Research

The USDA conducts regular surveillance for avian influenza infection in wild waterfowl across most of the US, but doesn’t have the resources to sample every location, or to sample frequently. The resulting estimates of AI prevalence on the landscape don’t incorporate diagnostic test sensitivity or specificity, and importantly they do not tell us anything about what mechanisms drive high prevalence in one area vs. another. We are developing a set of models that can estimate more accurate prevalence values in both sampled and unsampled locations, while also telling us more about what drives patterns of prevalence at large spatial scales.

Pathogens that infect migratory animals such as waterfowl can travel hundreds of miles a day, facing new environmental conditions and encountering many species of hosts. Understanding the movement of pathogens at such broad spatial scales is challenging since transmission cannot be directly observed and must be inferred from data gathered at much smaller spatial scales. In order to assess the risk of novel strains of avian influenza entering, and subsequently spreading though North America via migratory birds we must characterize the biological and environmental conditions under which these introductions occur. We are developing a spatial transmission model to determine the impact host movement and environmental covariates on when and where new viral introductions occur.

Migratory bird hosts are one of the primary routes by which new strains of avian influenza enter North America from Asia. In order to determine the frequency of these introductions, and to predict when and where they will occur in the future, we need a clear picture of host migration patterns. We are using a network approach to identify migratory communities that move between continents and identify key monitoring locations to detect this movement. We are also developing a model to combining multiple sources of movement data to generate an intercontinental migration network for east Asia and North America.

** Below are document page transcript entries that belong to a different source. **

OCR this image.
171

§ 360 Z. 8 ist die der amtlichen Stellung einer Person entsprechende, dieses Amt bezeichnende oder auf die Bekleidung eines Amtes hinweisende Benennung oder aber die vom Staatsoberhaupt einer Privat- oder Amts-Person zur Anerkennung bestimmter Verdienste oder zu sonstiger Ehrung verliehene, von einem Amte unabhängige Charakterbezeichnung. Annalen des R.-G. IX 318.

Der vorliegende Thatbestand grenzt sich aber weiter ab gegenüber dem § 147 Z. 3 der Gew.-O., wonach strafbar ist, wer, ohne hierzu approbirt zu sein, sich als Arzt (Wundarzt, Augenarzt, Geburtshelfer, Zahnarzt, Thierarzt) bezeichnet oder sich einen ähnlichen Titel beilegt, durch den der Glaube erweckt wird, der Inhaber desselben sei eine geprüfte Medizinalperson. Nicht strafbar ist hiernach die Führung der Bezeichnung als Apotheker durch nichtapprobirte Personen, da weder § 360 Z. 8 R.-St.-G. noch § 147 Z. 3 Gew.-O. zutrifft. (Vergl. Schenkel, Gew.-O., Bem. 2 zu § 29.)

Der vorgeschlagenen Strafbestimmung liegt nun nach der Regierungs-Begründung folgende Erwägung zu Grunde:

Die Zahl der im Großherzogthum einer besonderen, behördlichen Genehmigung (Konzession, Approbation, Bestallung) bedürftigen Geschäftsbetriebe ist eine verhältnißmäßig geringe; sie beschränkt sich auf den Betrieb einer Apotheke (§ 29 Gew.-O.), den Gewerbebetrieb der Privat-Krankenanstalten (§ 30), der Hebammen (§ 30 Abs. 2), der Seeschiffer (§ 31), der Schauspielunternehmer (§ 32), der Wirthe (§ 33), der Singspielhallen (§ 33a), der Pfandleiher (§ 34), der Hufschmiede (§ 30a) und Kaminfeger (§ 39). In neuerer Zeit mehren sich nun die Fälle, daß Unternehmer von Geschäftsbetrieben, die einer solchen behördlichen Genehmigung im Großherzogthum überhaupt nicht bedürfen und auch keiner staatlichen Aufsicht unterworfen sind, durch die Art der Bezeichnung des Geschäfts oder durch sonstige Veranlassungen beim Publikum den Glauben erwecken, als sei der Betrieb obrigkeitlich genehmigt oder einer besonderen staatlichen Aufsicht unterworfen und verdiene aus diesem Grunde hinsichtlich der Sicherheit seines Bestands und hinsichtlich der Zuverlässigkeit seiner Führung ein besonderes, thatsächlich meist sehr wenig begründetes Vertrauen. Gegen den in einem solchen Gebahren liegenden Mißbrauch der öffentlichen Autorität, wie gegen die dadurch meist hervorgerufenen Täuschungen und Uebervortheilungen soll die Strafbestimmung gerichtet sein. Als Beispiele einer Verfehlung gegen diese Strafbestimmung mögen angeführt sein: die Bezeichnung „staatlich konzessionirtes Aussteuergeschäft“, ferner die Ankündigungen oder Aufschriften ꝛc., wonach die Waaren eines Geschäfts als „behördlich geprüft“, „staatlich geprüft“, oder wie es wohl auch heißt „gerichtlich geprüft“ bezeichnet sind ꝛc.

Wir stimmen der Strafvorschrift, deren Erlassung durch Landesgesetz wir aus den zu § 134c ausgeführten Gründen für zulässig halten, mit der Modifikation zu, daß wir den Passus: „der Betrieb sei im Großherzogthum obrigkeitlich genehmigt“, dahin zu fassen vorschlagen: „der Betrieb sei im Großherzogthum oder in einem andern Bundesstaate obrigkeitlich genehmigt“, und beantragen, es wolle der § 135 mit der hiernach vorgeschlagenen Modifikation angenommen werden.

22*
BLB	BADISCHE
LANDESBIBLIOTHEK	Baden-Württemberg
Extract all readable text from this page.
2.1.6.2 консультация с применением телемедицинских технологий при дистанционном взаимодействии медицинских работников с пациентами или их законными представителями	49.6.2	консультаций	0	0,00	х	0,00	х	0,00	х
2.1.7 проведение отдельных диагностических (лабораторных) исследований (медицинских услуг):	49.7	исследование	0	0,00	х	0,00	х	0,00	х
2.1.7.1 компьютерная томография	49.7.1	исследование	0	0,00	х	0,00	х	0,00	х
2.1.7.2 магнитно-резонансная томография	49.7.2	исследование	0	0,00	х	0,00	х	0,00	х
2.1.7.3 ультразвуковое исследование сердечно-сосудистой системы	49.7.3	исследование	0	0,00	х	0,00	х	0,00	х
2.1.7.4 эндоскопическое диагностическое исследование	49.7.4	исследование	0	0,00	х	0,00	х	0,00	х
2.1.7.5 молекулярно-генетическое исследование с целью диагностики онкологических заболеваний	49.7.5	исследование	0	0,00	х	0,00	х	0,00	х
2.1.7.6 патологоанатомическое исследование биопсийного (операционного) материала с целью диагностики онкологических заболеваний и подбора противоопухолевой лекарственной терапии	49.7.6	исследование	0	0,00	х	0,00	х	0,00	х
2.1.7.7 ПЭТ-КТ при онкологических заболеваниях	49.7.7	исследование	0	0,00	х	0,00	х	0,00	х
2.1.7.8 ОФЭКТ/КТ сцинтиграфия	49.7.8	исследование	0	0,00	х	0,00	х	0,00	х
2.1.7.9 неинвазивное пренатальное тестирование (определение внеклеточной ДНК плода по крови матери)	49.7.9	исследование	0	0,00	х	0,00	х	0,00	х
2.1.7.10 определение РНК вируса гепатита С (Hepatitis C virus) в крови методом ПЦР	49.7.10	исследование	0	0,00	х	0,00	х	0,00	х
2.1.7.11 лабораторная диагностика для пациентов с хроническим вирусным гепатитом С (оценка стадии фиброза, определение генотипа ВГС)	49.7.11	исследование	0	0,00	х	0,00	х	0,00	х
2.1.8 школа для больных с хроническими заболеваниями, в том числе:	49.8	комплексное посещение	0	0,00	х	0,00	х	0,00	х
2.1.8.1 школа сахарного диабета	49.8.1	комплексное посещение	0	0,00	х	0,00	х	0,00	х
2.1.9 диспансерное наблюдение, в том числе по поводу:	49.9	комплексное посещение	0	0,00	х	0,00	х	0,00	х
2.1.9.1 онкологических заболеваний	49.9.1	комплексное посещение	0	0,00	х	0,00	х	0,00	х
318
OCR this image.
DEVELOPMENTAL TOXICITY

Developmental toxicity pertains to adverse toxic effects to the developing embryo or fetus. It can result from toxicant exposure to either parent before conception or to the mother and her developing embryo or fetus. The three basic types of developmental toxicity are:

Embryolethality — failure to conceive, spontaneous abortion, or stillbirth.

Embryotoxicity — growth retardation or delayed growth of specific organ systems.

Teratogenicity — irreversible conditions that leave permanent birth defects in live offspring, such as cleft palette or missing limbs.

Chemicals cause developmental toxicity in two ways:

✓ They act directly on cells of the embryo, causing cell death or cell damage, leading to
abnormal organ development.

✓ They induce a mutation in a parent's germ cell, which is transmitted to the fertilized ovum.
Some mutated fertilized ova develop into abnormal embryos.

Several populations of deer on the west coast of the United States have shown widespread hair loss thought to be related to infestation by non-native louse species. For my master's work I examined the influence of ectoparasite abundance, endoparasite abundance, and micronutrient deficiency on the health and survival of an overwintering population of California mule deer affected by hair loss syndrome. I used generalized linear models to determine the influence of covariates on body condition, survival to the age of recruitment, and the incidence of hair loss.